De meeste propaan- en butaangasflessen zijn hervulbaar. Er is een statiegeldregeling, waardoor deze flessen meestal wel opnieuw bij de oorspronkelijke leverancier worden binnengebracht. Af en toe worden er toch nog gasflessen samen met het schroot ingezameld. Het koninklijk besluit van 7 december 1999 betreffende het vullen, de distributie en de etikettering van flessen met vloeibaar gemaakt petroleumgas bepaalt dat de gasleverancier steeds eigenaar blijft van de gasfles en dat iedereen verplicht is om de gasflessen opnieuw aan te bieden aan de leverancier.
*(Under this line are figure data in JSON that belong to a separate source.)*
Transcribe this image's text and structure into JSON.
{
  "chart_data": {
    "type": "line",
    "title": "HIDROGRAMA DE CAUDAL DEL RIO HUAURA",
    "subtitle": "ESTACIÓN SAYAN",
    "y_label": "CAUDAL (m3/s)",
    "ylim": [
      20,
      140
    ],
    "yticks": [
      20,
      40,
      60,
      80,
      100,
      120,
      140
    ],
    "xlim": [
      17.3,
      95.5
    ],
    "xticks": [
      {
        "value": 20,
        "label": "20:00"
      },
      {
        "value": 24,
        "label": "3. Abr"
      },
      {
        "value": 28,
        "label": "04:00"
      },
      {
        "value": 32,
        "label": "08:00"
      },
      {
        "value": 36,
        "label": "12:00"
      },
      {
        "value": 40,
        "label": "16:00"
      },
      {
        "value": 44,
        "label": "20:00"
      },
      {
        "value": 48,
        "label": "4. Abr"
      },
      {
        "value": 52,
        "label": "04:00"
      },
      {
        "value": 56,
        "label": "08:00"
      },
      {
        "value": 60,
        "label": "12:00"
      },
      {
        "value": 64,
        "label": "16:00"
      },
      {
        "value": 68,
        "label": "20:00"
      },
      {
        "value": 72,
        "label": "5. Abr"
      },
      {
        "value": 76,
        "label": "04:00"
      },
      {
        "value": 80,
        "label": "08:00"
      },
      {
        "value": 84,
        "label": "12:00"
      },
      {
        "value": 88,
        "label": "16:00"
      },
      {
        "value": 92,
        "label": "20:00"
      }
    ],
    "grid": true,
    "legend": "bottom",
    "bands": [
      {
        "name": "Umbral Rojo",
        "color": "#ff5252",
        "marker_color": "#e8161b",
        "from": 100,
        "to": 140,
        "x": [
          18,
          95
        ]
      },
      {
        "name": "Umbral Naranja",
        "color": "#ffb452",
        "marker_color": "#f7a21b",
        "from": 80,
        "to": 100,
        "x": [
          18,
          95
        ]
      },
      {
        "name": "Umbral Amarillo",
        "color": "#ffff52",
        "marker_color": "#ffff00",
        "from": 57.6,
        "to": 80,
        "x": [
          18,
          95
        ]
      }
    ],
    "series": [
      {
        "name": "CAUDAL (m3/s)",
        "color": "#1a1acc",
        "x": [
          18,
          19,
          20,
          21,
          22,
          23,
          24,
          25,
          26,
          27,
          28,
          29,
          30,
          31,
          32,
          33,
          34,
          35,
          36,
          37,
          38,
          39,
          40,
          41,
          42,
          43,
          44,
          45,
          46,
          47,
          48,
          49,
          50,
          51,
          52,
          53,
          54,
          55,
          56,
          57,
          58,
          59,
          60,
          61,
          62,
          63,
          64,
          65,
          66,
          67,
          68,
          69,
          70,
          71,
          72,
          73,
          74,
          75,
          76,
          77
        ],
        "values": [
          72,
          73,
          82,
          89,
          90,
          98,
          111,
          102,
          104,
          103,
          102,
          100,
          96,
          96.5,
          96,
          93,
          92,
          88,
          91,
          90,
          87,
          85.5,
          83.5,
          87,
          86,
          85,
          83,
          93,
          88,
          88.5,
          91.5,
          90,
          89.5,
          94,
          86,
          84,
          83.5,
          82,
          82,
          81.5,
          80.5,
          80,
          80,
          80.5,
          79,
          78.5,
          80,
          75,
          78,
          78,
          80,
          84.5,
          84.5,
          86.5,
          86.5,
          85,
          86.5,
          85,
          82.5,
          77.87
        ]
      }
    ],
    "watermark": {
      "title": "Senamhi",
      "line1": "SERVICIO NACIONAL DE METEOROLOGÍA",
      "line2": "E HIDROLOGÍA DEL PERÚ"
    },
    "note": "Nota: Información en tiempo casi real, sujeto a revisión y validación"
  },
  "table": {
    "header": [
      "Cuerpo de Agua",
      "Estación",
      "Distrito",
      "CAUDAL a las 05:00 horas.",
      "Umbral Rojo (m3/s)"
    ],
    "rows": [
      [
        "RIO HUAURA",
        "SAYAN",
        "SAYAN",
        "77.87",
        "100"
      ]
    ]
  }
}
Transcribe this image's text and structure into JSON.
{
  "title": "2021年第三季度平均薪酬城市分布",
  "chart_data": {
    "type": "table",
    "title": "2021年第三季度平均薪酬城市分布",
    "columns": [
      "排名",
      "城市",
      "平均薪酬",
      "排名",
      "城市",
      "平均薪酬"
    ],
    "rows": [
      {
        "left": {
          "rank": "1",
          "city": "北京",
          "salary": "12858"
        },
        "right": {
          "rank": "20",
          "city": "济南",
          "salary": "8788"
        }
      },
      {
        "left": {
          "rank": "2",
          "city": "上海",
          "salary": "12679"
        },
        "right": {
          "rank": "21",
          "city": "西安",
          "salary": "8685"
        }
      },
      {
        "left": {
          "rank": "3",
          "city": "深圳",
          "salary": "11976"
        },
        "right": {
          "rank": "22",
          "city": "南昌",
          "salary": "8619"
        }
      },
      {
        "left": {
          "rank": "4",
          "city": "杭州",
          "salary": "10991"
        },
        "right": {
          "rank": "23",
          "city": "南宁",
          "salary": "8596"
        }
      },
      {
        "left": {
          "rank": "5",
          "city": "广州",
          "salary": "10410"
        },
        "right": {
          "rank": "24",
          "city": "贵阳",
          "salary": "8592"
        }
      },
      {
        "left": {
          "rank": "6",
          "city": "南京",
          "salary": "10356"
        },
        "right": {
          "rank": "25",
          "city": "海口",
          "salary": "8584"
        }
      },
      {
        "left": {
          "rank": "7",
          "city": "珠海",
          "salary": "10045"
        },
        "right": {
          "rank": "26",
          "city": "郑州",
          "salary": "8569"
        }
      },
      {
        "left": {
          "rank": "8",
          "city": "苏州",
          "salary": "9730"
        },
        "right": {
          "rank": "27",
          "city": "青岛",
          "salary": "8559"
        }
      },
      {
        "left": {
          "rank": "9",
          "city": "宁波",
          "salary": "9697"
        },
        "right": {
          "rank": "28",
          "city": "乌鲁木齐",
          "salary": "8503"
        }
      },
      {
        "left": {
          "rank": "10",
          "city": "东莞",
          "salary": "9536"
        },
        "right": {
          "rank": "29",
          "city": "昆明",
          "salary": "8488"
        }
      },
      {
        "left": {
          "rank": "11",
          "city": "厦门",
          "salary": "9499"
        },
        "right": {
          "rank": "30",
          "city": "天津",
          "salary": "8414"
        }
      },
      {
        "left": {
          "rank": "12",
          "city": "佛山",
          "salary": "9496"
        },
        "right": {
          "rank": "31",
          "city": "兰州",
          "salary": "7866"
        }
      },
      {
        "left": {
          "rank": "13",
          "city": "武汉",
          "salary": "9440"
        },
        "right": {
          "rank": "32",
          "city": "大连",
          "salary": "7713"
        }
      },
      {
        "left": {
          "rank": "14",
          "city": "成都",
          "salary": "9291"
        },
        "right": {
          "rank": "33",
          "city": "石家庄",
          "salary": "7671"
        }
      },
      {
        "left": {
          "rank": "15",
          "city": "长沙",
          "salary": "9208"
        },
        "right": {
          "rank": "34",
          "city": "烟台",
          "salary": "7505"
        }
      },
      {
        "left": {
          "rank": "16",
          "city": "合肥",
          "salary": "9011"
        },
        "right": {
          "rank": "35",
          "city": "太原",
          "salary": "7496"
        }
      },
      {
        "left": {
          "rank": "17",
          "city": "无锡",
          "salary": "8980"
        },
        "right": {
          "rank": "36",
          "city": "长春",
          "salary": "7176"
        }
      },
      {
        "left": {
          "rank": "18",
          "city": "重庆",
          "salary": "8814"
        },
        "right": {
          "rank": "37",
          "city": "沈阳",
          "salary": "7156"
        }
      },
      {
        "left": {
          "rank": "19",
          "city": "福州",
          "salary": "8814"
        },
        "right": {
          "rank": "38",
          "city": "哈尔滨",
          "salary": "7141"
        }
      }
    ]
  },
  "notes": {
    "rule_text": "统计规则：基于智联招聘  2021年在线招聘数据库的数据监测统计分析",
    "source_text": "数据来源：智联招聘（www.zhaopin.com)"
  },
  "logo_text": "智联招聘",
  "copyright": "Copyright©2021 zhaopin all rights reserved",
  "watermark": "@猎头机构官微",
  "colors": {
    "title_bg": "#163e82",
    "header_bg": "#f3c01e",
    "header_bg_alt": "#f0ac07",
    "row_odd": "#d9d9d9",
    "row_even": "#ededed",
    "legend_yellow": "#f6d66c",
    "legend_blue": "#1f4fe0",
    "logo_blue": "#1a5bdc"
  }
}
Volgens de leveranciers van gasflessen zijn de COBEREC-leden dus verplicht om deze gasflessen uit te sorteren volgens soort en leverancier, en om die opnieuw aan hen af te leveren. Nu is het zo dat de COBEREC-leden daarvoor een vergoeding willen krijgen. De leden van de Federatie Butaan Propaan (FeBuPro), de federatie van de leveranciers, vinden dat zij die vergoeding niet hoeven te betalen en verwijzen daarvoor naar het koninklijk besluit. In principe gaat het hier dus in de eerste plaats om een soort financieringsprobleem en niet echt om een milieuprobleem, zou je kunnen zeggen.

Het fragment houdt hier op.